Sie hörte, wie er den Atem anhielt. Ihre Haut kribbelte vom Kopf bis zu den Zehen.
»Ja, ich glaube, da war etwas«, antwortete er schließlich. Seine Stimme klang gespannt und irgendwie erwartungsvoll.
Dann drehten sie sich gleichzeitig einander zu. Amys Mut war wie weggeblasen. Sie schaute Jack in die Augen. Und nachdem sie eine Millisekunde lang daran gedacht hatte, wie nützlich ein Paar Stilettos in diesem Moment wären, stellte sich Amy auf die Zehenspitzen, schloss die Augen, und sie küssten sich.

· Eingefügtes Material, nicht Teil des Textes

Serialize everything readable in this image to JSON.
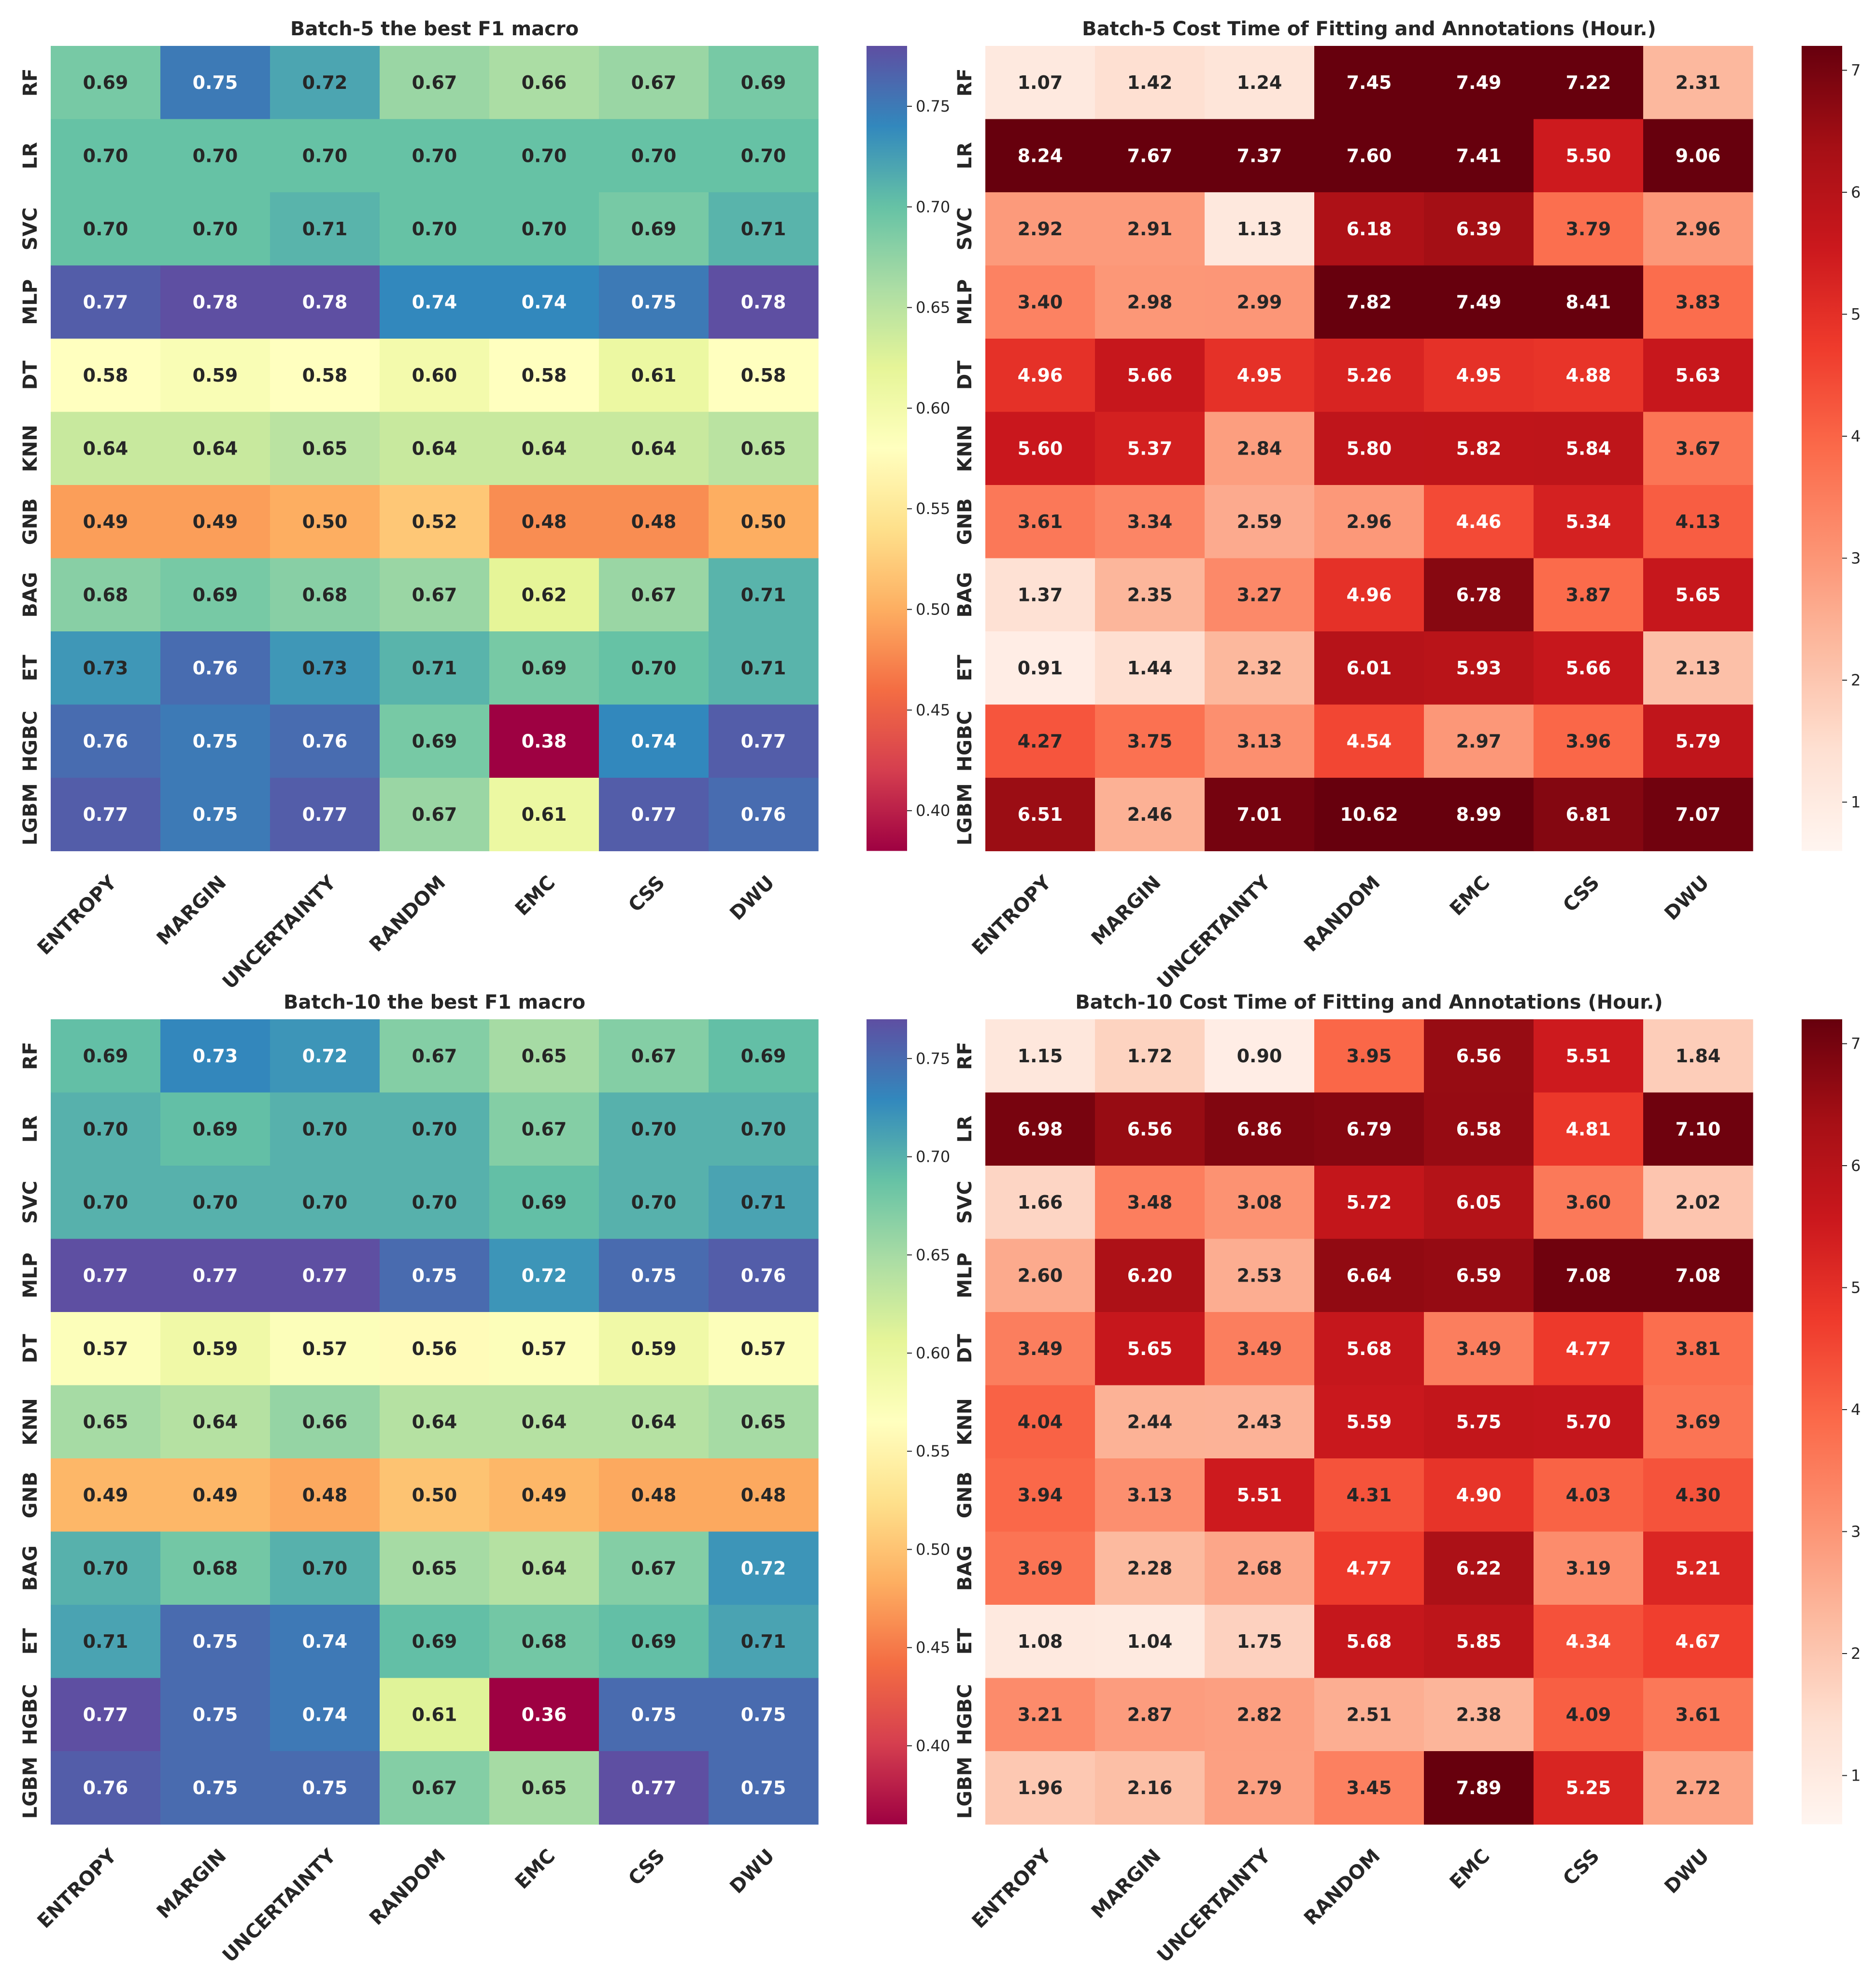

Später, sehr viel später, lösten sie sich voneinander. Jack lächelte. Amy war schwindelig. Ein paar Augenblicke lang kam sie sich vor, als hätte man ihr den Verstand, die Vernunft und den letzten Rest Gleichgewicht geraubt, denn sie schwankte. Sie hielt sich an Jacks Unterarmen fest, um nicht umzufallen.
»Mhm, das war nett«, sagte sie und errötete leicht.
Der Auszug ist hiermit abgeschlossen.